Thirdly, the anomalies of Israeli rule over a functionally-disenfranchised Palestinian national collective are contributing to the transformation of Israel from a flawed-but-feisty democracy into a society whose democratic institutions and values are under perilous assault. This assault can be seen in Silwan, where Palestinian minors are being subjected to arrest under conditions that contravene Israeli law, and where Palestinian civil society leaders are finding themselves subjected to harassment, arrest, detention, house arrest, and even deportation from the city. The broader contours of this assault relate not only to Israeli policy in East Jerusalem but also to the policies required to maintain the occupation overall: the ongoing attacks from the Israeli Knesset on civil society organisations and its efforts to pass laws to quash peaceful protest.
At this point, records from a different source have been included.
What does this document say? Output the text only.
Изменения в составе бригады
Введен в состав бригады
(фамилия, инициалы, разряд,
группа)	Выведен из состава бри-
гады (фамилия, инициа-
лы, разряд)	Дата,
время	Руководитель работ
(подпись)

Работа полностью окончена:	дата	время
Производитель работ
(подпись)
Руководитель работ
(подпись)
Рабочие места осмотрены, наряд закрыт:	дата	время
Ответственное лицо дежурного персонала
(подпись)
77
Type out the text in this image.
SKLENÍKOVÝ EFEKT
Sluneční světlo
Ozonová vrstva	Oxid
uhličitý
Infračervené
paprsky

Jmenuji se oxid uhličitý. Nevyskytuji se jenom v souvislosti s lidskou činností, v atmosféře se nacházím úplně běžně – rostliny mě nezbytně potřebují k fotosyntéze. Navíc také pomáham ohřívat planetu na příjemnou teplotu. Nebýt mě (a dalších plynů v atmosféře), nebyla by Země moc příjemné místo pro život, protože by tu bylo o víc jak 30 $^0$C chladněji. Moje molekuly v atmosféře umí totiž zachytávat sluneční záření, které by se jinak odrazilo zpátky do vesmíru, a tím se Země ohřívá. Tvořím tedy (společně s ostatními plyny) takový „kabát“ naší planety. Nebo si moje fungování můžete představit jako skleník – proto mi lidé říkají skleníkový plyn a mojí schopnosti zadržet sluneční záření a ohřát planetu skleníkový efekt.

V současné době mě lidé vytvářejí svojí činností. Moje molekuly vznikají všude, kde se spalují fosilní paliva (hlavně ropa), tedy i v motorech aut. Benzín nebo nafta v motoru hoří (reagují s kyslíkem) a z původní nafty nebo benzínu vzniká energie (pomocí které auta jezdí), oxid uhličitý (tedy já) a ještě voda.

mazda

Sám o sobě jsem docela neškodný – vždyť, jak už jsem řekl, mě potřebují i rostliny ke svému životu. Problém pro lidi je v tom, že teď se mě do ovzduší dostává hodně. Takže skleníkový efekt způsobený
And lastly, with its inflammatory policies in East Jerusalem, Israel is alienating even her staunchest allies and inexorably sliding into unprecedented isolation. Rather than enlisting the support of friendly governments and constituencies to assist Israel charter the complex waters of a changing Middle East, support of Israel is being left in the hands of those who sacrifice judgment and empirical evidence regarding Israel on the altars of sundry apocalyptic, end-of-days ideologies. These include American representatives of the Tea Party and their ilk – from Mike Huckabee to Joe Lieberman to Glenn Beck – alongside right-wing evangelical Christian leaders like Rev. John Hagee. They also include European Islamophobics like Geert Wilders. These are the painful, undeniable realities of modern-day Jerusalem.
The way forward: Securing Israel’s genuine equities in Jerusalem
These realities also illuminate the way forward, starting with the fact that freeing Israel of its dysfunctional rule over the Palestinians in East Jerusalem will enable Israeli Jerusalem to become a robust capital city. In many ways, the end of Israeli rule over Palestinian East Jerusalem will also be the liberation of Israeli Jerusalem. A truly free and robust Yerushalayim requires a national capital whose residents freely share and believe in the Israeli national ethos and values, without imposing these alien narratives on a rival Palestinian national collective who can never share those beliefs.